Regardless of majors, dream jobs, or post-graduation plans, one thing is true of most college students: they want to make a positive impact on the world.
The Association to Advance Collegiate Schools of Business (AACSB), the world’s largest business education network, recognized the Gabelli School of Business this month for its commitment to socially conscious business education, selecting it as one of the winners in the 2017 Innovations That Inspire competition.
The award was given for the school’s involvement with the Fordham Social Innovation Collaboratory (FSIC), which gives the entire Fordham University population—students, faculty, staff, and alumni, as well as the outside community—a structured way to make real changes in society.

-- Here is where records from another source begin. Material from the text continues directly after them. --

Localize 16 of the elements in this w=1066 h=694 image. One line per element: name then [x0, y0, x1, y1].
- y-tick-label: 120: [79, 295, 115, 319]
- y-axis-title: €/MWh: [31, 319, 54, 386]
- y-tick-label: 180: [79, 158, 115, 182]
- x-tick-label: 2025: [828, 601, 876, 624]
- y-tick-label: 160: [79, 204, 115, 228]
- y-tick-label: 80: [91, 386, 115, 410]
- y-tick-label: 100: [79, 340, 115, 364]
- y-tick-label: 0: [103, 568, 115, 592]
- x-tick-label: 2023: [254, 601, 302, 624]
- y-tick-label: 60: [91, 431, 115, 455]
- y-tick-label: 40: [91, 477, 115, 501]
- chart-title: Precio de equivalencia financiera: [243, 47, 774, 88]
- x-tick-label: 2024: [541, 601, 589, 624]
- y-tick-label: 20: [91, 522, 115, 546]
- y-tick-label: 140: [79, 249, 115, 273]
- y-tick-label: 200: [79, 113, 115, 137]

Out of 315 international submissions to Innovations that Inspire, only 35 were selected by the AACSB.
Fordham was highlighted in the Engagement Across Disciplines category for the collaboratory’s commitment to bridging disciplinary divides.
Through this group, students and faculty from diverse academic and cultural backgrounds get involved together toward the same goals. And the collaboratory benefits from a greater network of ideas.
Some of the recent initiatives? A social-innovation course on electric vehicle adoption and sustainable urban mobility, where students work closely with executives responsible for BMW’s new i3 car series; a sustainable finance initiative that includes an elective in impact investing; a student-initiated sustainability in fashion practicum; and a changemaker storytelling video designed and produced by student leaders.
Carey Weiss, director of sustainability initiatives, said that “the collaboratory is a place where each student can create a unique pathway toward a career with purpose and a life filled with passion for giving back to the world. By blending academic knowledge, experiential learning, and leadership opportunities, each student can build his or her own impressive story to tell prospective employees.”
For those wanting to leave the world better than it was when they arrived, it’s a natural place to start.